Bleng gives him a week to use the "medicine" and the young lover returns to Bendabli. He works on the family's hut to improve it, and also gives Tene the powder. She leaves with a lover and is revealed as pregnant.
Outraged and despondent, Gortokia travels to learn more about relationships in modern Liberia. After several months, he returns to Monrovia, and learns that Tene is also in the capital, selling gari or porridge on the street. She has a young baby but has left her husband and returned to her parents' house. For the first time, Gortokai sleeps with her.

They return to Bendabli to find their family house in a state of disrepair; Joma and his wife are too old to care for it. Gortokai puts things right and is promised Tene as his wife. After several months, he learns that Kema is planning to move Tene and her parents to Firestone. The old couple deny this.
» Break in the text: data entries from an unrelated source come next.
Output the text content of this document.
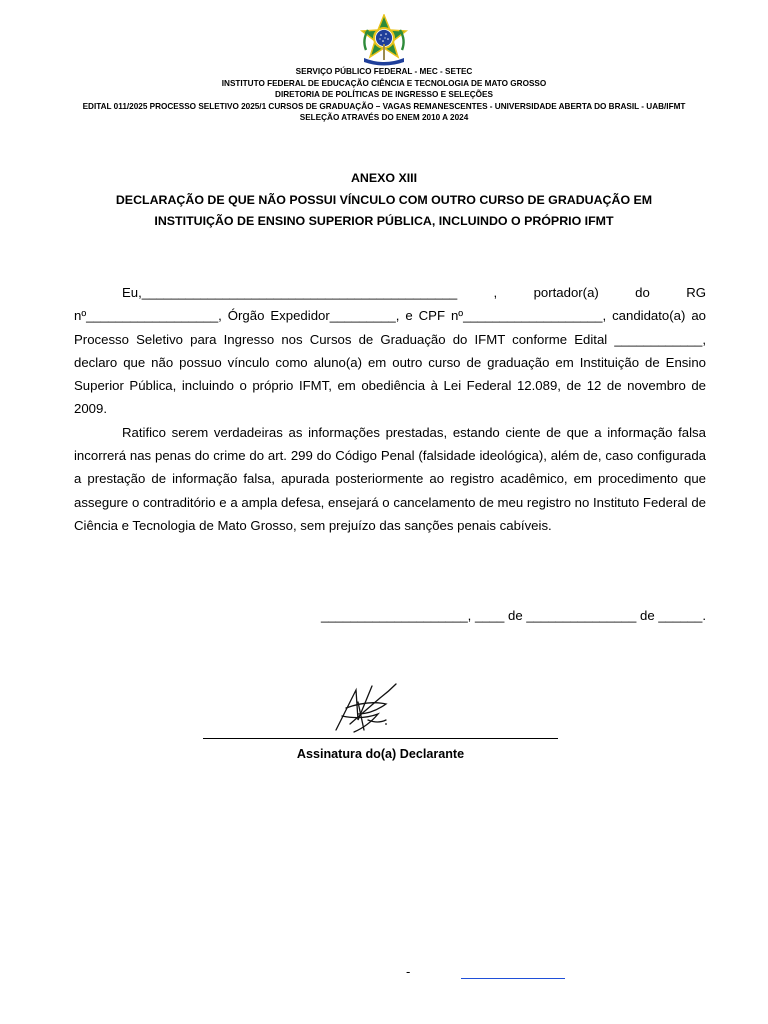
SERVIÇO PÚBLICO FEDERAL - MEC - SETEC
INSTITUTO FEDERAL DE EDUCAÇÃO CIÊNCIA E TECNOLOGIA DE MATO GROSSO
DIRETORIA DE POLÍTICAS DE INGRESSO E SELEÇÕES
EDITAL 011/2025 PROCESSO SELETIVO 2025/1 CURSOS DE GRADUAÇÃO – VAGAS REMANESCENTES - UNIVERSIDADE ABERTA DO BRASIL - UAB/IFMT
SELEÇÃO ATRAVÉS DO ENEM 2010 A 2024
ANEXO XIII
DECLARAÇÃO DE QUE NÃO POSSUI VÍNCULO COM OUTRO CURSO DE GRADUAÇÃO EM
INSTITUIÇÃO DE ENSINO SUPERIOR PÚBLICA, INCLUINDO O PRÓPRIO IFMT

Eu,___________________________________________ , portador(a) do RG nº__________________, Órgão Expedidor_________, e CPF nº___________________, candidato(a) ao Processo Seletivo para Ingresso nos Cursos de Graduação do IFMT conforme Edital ____________, declaro que não possuo vínculo como aluno(a) em outro curso de graduação em Instituição de Ensino Superior Pública, incluindo o próprio IFMT, em obediência à Lei Federal 12.089, de 12 de novembro de 2009.

Ratifico serem verdadeiras as informações prestadas, estando ciente de que a informação falsa incorrerá nas penas do crime do art. 299 do Código Penal (falsidade ideológica), além de, caso configurada a prestação de informação falsa, apurada posteriormente ao registro acadêmico, em procedimento que assegure o contraditório e a ampla defesa, ensejará o cancelamento de meu registro no Instituto Federal de Ciência e Tecnologia de Mato Grosso, sem prejuízo das sanções penais cabíveis.

____________________, ____ de _______________ de ______.
Assinatura do(a) Declarante
-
Kema returns from Firestone, demanding strong liquor. Gortokai overhears her conversation with Tene, and both treat him with little respect. Kema invites Tene to join her at Firestone, where the rubber workers of the plantation have money.
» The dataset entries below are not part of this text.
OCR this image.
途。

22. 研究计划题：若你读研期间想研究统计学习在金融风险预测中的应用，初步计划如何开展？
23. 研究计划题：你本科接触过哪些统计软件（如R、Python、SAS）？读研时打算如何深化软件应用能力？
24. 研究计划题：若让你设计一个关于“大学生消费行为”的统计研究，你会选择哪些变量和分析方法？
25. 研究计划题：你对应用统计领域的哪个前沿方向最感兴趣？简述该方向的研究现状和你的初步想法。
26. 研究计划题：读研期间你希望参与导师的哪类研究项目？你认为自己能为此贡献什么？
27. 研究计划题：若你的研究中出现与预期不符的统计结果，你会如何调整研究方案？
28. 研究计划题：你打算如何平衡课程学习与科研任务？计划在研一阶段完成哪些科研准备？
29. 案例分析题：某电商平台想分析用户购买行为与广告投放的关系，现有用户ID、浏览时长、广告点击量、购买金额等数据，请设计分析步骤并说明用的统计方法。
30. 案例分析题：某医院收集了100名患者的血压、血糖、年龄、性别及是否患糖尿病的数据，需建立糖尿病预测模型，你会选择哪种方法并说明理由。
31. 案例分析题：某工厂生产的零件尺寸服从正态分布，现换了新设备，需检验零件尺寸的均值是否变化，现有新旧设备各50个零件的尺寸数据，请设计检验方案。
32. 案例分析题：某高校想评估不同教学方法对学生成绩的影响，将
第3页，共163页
The following morning, Gortokai cuts up a parcel of expensive clothes which he has intercepted, and scatters the pieces around town. He also asks Tene to prepare some domboy (mashed cassava). When Tene goes to the cassava patch to prepare the domboy, she finds Gortokai waiting for her.

==Themes==

===Incest between Gortokai and Tene===

The relationship suggests the taboo of incest. Gortokai claims that Tene makes the first move, suggesting she is more knowing. Gortokai appears to accept without question that his being adopted makes the relationship acceptable. He reveals that others in the village do not agree with him.

Gortokai appeared to be initiated at the usual age, making him in his mid 20s when he begins to look for a wife. The couple's game of 'Mamas and Papas' takes place when Tene is a pre-pubescent girl, and Gortokai is in his early 20s. The murder takes place in 1957, when Gortokai would be in his mid-to-late 20s, and Tene would be fifteen years old. She has already had one child and a broken marriage.
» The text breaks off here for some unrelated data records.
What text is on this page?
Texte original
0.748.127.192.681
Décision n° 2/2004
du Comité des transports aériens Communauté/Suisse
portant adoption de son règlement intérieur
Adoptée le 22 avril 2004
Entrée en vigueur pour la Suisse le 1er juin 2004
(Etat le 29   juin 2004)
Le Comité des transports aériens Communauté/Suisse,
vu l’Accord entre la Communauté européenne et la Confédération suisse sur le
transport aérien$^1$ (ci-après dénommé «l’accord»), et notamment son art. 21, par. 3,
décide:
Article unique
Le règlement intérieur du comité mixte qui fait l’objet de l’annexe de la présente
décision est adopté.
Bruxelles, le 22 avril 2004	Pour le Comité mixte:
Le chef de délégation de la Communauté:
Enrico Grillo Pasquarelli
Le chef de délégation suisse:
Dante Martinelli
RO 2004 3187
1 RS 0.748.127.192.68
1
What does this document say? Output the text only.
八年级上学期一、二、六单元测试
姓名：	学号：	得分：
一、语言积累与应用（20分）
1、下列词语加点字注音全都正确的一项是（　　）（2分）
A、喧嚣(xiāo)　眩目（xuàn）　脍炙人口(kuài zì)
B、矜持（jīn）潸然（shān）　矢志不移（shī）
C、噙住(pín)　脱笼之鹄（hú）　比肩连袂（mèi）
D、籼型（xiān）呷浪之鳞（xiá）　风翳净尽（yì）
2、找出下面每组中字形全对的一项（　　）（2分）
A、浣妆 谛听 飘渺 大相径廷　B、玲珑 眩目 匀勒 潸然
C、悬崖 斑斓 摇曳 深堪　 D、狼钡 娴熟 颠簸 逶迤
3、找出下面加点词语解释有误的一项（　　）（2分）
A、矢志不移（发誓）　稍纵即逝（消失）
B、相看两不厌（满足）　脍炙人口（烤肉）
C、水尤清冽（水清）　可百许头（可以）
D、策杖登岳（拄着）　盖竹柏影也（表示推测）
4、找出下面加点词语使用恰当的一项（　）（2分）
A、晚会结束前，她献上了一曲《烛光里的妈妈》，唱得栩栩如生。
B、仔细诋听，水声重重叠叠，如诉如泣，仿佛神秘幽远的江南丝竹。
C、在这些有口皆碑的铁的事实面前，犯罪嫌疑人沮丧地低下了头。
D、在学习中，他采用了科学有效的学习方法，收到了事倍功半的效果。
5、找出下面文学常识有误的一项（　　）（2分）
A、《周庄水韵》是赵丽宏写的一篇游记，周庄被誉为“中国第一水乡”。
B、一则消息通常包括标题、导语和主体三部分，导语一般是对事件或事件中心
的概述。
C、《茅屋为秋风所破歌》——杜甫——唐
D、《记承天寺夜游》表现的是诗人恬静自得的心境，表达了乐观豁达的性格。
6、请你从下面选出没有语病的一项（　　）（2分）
===Domestic slavery and hypocrisy in Liberia===

Bai T. Moore discussed the novel's main theme as the issue of domestic slavery and its effects in Liberia. He presented an unsentimental view of Liberian life, showing inter-generational tension in the mid-20th century. Liberia. He expressed contradictions within and between them, especially as the traditional ways were giving way to new pressures.

The son of an indentured laborer turned slave, Gortokai is accepted as a "son" by one freeborn family and as a "stranger son" by another. Jomo seems willing to accept this slave's son as a potential son-in-law, and Kema seems willing to accept him as a potential brother-in-law, provided the price is right, but Tene never fully accepts him.